Medicare denial process…
Not every service or expense is covered under Medicare Part A or Part B. And sometimes the patient and Medicare administrators can disagree over whether an expense should be covered. If Medicare denies you a claim under Parts A or B (hospital coverage or doctor’s office coverage, respectively), you have the right to appeal. But you need to know the process.
The Medicare denial appeals process consists of five levels. The first three levels are pretty straight forward, if you follow directions. The highest three levels may require some attorney or professional advisor assistance, because of their complexity and the standards of proof required to prove your case.
Note: If a care facility is trying to discharge you and you believe you should not yet be discharged, there is an expedited appeals process for this purpose. Your care facility should provide you with a document called “An Important Message From Medicare About Your Rights.” This document will contain information on how to contact and file an appeal with the Beneficiary and Family Centered Care Quality Improvement Organization (BFCC-QIO) in your area. If you don’t receive this document, ask for it.
You must ask for an immediate review not later than midnight on the day of your scheduled discharge. As long as you meet this deadline, you will not be held liable for the full cost of your care until the review board makes its decision.
There is a second level of appeal, which you must initiate before noon on the date of your scheduled discharge. Your ‘Message from Medicare’ document will tell you how to request a Level 2 Fast Appeal, if necessary.
Standard Appeals – Requests for Redetermination
For other Medicare denials, the process begins with a Level 1 Appeal – Request for Redetermination. You must file a written request for redetermination within 120 days of receiving your Medicare Summary Notice. This document will contain detailed information on what documents you need to send and where to send them.
Request for Reconsideration
If your Level 1 appeal is not satisfactory, the next step, Level 2, is a Request for Reconsideration by a Qualified Independent Contractor (QIC). This starts the process for a different Medicare benefits administration firm to conduct an independent assessment of your claim. You must file your Request for Reconsideration within 180 days of receiving the decision on your Level 1 appeal. Detailed documentation requirements and mailing instructions will be included in the letter informing you of the results of your Level 1 appeal.
Administrative Law Judge Hearing
If your Level 2 appeal is not satisfactory, the next step, Level 3, is to file for an administrative law judge hearing with the Office of Medicare Hearings & Appeals (OMHA). The OMHA will only hear cases in which the combined amount of all claims in dispute is $160 or more, as of 2017 .
Your Level 2 appeal documents will provide information on how to file a Level 3 appeal.
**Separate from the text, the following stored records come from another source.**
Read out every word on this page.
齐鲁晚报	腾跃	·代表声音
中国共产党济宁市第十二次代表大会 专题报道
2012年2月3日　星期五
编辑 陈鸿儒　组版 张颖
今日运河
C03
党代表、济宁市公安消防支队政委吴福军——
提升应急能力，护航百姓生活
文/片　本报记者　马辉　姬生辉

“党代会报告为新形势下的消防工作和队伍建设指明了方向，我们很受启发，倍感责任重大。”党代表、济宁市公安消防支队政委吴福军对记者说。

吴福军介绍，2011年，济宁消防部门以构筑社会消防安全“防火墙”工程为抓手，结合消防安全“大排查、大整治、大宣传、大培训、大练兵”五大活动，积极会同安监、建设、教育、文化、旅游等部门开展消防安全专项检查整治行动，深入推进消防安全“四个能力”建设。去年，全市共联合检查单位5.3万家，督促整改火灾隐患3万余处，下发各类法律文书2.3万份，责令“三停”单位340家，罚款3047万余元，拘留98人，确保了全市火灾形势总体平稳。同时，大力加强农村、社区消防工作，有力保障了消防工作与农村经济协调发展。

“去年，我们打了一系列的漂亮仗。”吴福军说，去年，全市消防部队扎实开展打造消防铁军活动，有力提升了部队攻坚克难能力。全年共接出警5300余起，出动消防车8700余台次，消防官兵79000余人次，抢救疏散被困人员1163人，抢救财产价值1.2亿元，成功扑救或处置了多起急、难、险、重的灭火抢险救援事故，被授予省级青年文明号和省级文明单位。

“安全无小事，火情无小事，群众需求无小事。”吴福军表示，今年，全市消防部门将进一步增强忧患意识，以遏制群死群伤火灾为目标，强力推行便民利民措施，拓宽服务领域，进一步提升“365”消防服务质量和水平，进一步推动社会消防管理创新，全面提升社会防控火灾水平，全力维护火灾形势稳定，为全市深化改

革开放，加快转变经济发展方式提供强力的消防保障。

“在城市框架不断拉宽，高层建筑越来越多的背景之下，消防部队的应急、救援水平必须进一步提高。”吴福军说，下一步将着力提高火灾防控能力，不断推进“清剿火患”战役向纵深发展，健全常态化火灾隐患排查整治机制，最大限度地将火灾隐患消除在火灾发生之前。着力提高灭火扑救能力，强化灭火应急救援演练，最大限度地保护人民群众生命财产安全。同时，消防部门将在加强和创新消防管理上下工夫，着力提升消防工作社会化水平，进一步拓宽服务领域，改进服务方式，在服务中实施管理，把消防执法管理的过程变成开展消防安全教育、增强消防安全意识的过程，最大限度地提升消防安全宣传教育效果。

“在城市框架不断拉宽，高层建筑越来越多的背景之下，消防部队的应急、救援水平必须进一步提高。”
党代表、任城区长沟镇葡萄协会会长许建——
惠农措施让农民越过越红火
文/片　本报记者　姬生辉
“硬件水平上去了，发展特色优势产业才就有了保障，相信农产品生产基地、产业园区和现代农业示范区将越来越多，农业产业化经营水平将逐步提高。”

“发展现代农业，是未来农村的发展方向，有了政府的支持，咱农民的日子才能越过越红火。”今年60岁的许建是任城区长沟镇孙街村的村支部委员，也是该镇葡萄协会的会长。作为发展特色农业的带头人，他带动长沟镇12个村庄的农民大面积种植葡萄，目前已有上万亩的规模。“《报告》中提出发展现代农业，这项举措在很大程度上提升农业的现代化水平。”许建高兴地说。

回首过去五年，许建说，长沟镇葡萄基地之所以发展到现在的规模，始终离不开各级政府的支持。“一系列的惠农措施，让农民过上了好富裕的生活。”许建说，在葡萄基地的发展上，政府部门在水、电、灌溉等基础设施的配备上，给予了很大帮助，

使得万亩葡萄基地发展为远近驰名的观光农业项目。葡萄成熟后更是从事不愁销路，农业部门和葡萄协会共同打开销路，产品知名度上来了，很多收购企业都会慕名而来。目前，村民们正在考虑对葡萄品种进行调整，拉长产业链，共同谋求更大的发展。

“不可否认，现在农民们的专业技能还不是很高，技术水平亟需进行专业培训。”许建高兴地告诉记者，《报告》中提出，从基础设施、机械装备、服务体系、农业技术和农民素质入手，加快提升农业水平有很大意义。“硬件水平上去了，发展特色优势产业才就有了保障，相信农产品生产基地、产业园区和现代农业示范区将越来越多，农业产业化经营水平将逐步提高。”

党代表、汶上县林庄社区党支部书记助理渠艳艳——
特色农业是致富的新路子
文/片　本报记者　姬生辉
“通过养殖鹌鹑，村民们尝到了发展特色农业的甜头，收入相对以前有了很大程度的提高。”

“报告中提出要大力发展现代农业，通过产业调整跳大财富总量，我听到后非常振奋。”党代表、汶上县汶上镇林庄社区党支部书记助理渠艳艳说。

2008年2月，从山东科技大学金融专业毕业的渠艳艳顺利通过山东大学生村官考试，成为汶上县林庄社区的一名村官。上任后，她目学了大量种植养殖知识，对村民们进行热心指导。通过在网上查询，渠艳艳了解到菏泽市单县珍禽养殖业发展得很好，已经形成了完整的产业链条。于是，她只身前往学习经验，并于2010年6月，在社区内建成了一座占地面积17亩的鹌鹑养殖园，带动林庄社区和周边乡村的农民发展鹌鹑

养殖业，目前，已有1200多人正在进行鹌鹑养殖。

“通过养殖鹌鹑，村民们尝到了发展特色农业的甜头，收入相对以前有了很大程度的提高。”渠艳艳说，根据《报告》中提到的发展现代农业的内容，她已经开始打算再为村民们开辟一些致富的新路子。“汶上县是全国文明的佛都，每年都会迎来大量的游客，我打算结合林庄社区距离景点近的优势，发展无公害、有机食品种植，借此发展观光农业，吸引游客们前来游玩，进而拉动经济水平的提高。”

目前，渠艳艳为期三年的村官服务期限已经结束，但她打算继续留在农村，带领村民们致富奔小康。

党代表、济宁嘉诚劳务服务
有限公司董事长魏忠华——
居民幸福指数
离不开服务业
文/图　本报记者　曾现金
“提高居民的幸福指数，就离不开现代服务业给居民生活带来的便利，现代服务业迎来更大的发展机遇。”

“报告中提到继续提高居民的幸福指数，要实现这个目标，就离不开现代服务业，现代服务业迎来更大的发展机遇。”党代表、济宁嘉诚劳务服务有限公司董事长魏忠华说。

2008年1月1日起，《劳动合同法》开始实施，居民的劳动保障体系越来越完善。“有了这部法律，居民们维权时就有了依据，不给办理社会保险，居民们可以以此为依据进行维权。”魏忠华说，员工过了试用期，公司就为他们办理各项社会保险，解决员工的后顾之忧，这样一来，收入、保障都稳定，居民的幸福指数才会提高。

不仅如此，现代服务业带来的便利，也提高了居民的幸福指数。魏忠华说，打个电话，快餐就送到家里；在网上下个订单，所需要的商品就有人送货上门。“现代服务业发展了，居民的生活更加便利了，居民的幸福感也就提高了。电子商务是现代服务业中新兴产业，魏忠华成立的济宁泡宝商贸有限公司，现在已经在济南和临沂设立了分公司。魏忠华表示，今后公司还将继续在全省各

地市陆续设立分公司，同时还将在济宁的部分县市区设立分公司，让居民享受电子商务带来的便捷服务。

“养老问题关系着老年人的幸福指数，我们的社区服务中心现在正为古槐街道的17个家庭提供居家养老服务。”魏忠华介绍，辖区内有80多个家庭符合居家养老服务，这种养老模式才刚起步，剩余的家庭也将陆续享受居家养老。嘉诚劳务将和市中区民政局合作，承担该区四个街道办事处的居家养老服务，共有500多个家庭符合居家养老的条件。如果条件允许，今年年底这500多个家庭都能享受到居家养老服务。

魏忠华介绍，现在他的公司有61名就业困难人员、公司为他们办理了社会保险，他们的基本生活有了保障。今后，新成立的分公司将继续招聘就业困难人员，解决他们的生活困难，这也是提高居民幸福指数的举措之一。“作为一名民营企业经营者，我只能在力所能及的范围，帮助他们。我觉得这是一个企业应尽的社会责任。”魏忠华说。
You will have to provide the OMHA office with the following information:
Your name, address, and Medicare number. If you’ve appointed a representative, include your representative’s name and address.
The appeal number included on the QIC reconsideration notice, if any.
The dates of service for the items or services you’re appealing. See your MSN or reconsideration notice for this information.
An explanation of why you disagree with the reconsideration decision being appealed.
Any additional information or documents that may help your case. If you can’t include this information with your request, include a statement explaining what you plan to submit and when you plan to send it.
Review by Medicare Appeals Council
This is the next step in the Medicare appeals process. If your claim is denied by the Administrative Law Judge with the OMHA, you may file a Level 4 appeal with the Medicare Appeals Council, asking them to review your case. You have 60 days from the time you receive notice of your unsuccessful Level 3 appeal to file a Level 4 appeal. You can also file this appeal if the OMHA does not provide a timely decision in your Level 3 appeal.
The Medicare Appeals Council is the final level of appeal if your unresolved claim is worth less than $1,560 . However, for amounts in dispute of $1,560 and greater, and the results of the Medical Appeals Council review is unsatisfactory, you can get a judicial review from a judge in a federal district court.
At the higher levels of appeals, many patients hire professional representation.
For more information about the Medicare appeals process, dial 1-800-MEDICARE, or visit the Medicare website, www.medicare.gov
Hope this post helps you understand the Medicare denial process.